Die Zimmer sind verwüstet. Die Greisin liegt auf dem Boden ihres Schlafzimmer in einer Blutlache. Ihre Hände sind mit Stoff gefesselt. Um den Kopf des Opfers wickelte der Mörder einen Lappen. Konnte er der Sterbenden nicht in die Augen sehen? Vielleicht aber wollte er auch den Blutstrom aus der tiefen Kopfwunde stoppen, die Leiche fortschaffen. Dann geriet er in Panik oder wurde er gestört? Jedenfalls verlässt er den Tatort, so wie er war.
Opfer führte die Buchhaltung des Betriebs
Carla Q.* ist die Herrin des Agrotourismus «Podere Ronchetto», der ihr und ihren vier Kindern gehört. Sie führt die Buchhaltung, ist mit Herz und Seele beim ländlichen Betrieb. Auf dem Hof wohnen auch Sohn Francesco B.* und vier ausländische Landarbeiter. Einer von ihnen ist Bulgare. Schon bald steht für die Polizei fest: Er ist der Killer.
Der Täter weiss, dass die Seniorin erst kurz vor dem Schlafengehen ihre Wohnungstür abschliesst. Carla Q. geht am Samstagabend gegen 18.30 Uhr noch zur Messe in der örtlichen Kirche. Danach deckt sie Zuhause den Tisch fürs Abendessen. Auf diesen Moment muss ihr Killer gelauert haben. Mühelos dringt er ins Haus ein, überwältigt die wehrlose Greisin und richtet sie wie im Blutrausch hin.

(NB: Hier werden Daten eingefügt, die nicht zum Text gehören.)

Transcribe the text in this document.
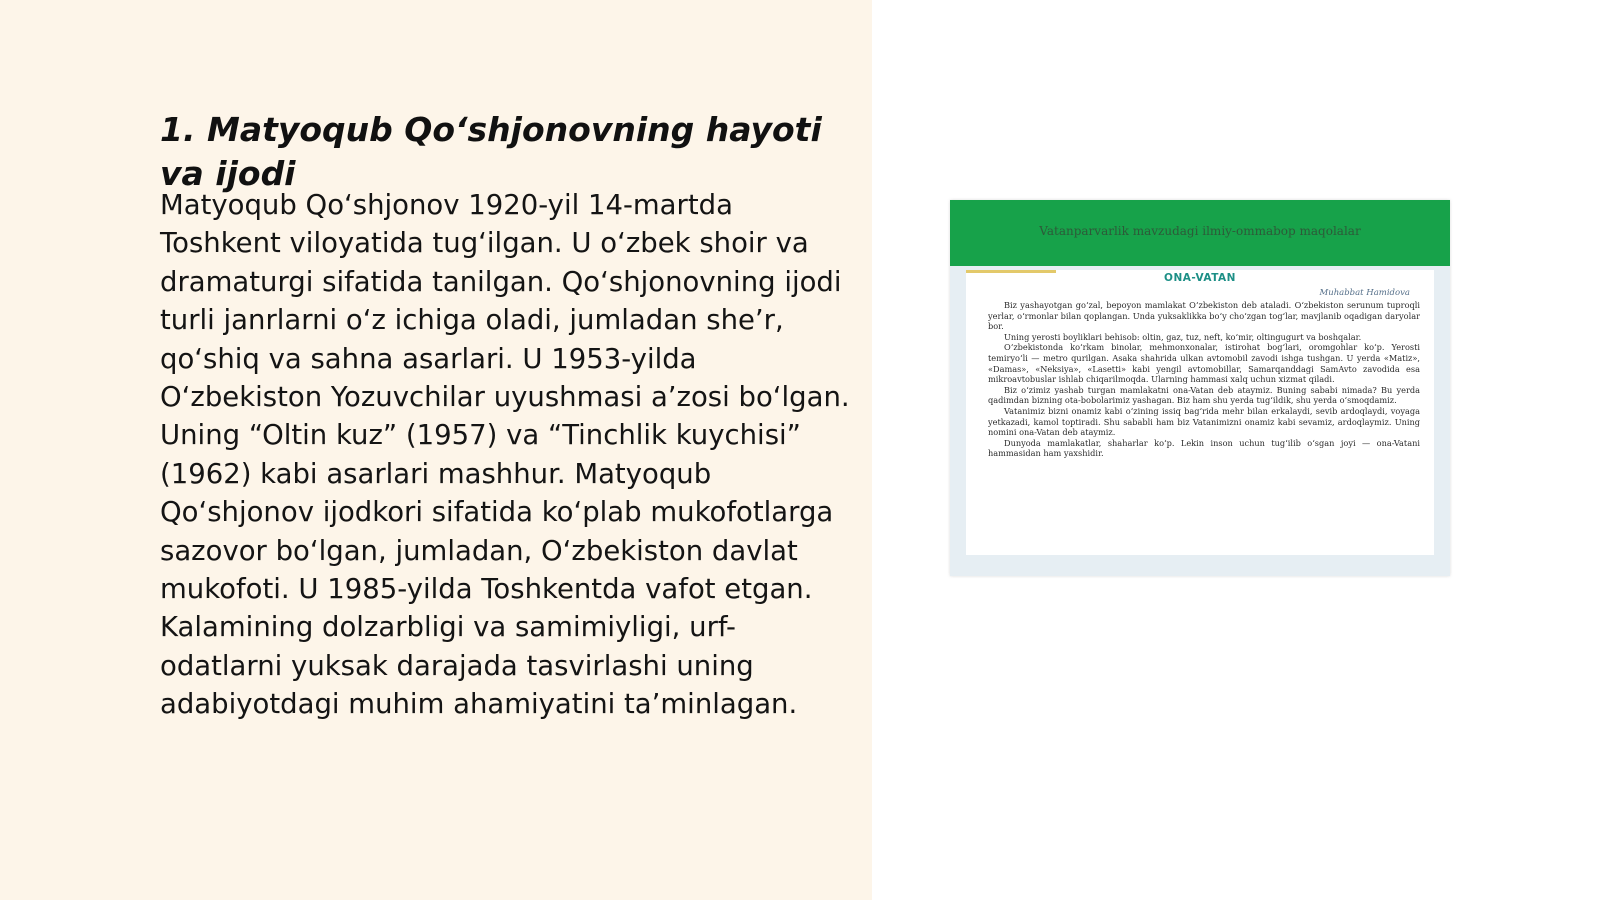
1. Matyoqub Qo‘shjonovning hayoti va ijodi

Matyoqub Qo‘shjonov 1920-yil 14-martda Toshkent viloyatida tug‘ilgan. U o‘zbek shoir va dramaturgi sifatida tanilgan. Qo‘shjonovning ijodi turli janrlarni o‘z ichiga oladi, jumladan she’r, qo‘shiq va sahna asarlari. U 1953-yilda O‘zbekiston Yozuvchilar uyushmasi a’zosi bo‘lgan. Uning “Oltin kuz” (1957) va “Tinchlik kuychisi” (1962) kabi asarlari mashhur. Matyoqub Qo‘shjonov ijodkori sifatida ko‘plab mukofotlarga sazovor bo‘lgan, jumladan, O‘zbekiston davlat mukofoti. U 1985-yilda Toshkentda vafot etgan. Kalamining dolzarbligi va samimiyligi, urf-odatlarni yuksak darajada tasvirlashi uning adabiyotdagi muhim ahamiyatini ta’minlagan.

Vatanparvarlik mavzudagi ilmiy-ommabop maqolalar
ONA-VATAN
Muhabbat Hamidova

Biz yashayotgan go‘zal, bepoyon mamlakat O‘zbekiston deb ataladi. O‘zbekiston serunum tuproqli yerlar, o‘rmonlar bilan qoplangan. Unda yuksaklikka bo‘y cho‘zgan tog‘lar, mavjlanib oqadigan daryolar bor.

Uning yerosti boyliklari behisob: oltin, gaz, tuz, neft, ko‘mir, oltingugurt va boshqalar.

O‘zbekistonda ko‘rkam binolar, mehmonxonalar, istirohat bog‘lari, oromgohlar ko‘p. Yerosti temiryo‘li — metro qurilgan. Asaka shahrida ulkan avtomobil zavodi ishga tushgan. U yerda «Matiz», «Damas», «Neksiya», «Lasetti» kabi yengil avtomobillar, Samarqanddagi SamAvto zavodida esa mikroavtobuslar ishlab chiqarilmoqda. Ularning hammasi xalq uchun xizmat qiladi.

Biz o‘zimiz yashab turgan mamlakatni ona-Vatan deb ataymiz. Buning sababi nimada? Bu yerda qadimdan bizning ota-bobolarimiz yashagan. Biz ham shu yerda tug‘ildik, shu yerda o‘smoqdamiz.

Vatanimiz bizni onamiz kabi o‘zining issiq bag‘rida mehr bilan erkalaydi, sevib ardoqlaydi, voyaga yetkazadi, kamol toptiradi. Shu sababli ham biz Vatanimizni onamiz kabi sevamiz, ardoqlaymiz. Uning nomini ona-Vatan deb ataymiz.

Dunyoda mamlakatlar, shaharlar ko‘p. Lekin inson uchun tug‘ilib o‘sgan joyi — ona-Vatani hammasidan ham yaxshidir.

Eine tiefrote Schleifspur verrät: Der Täter zieht sein Opfer ins einige Meter entfernte Schlafzimmer. Dann reisst er ein paar Habseligkeiten der Dame an sich – und flieht offenbar Hals über Kopf.
Musste Carla Q. wegen ein paar Schmuckstücken sterben?
Noch am Sonntag werden die vier Angestellten und die Kinder der Toten befragt. Gleichzeitig durchsuchen die Beamten sämtliche Wohnräume im Hof. Auch das Zimmer des Bulgaren. Dort werden sie fündig. Er hat Schmuck von Carla Q. bei sich versteckt. Laut italienischen Medien gesteht der Osteuropäer die Gewalttat und wird am Montag in den frühen Morgenstunden verhaftet. Die Bauernfamilie, die vom Reisanbau lebte und gerade ihren Hof in ein Agrotourismus umgebaut hatte, war nicht besonders vermögend. Musste Carla Q. wegen ein paar Schmuckstücke so grausam sterben? Oder steckt hinter der Bluttat noch ein anderes Motiv? Die Ermittlungen der italienischen Behörden haben gerade erst begonnen.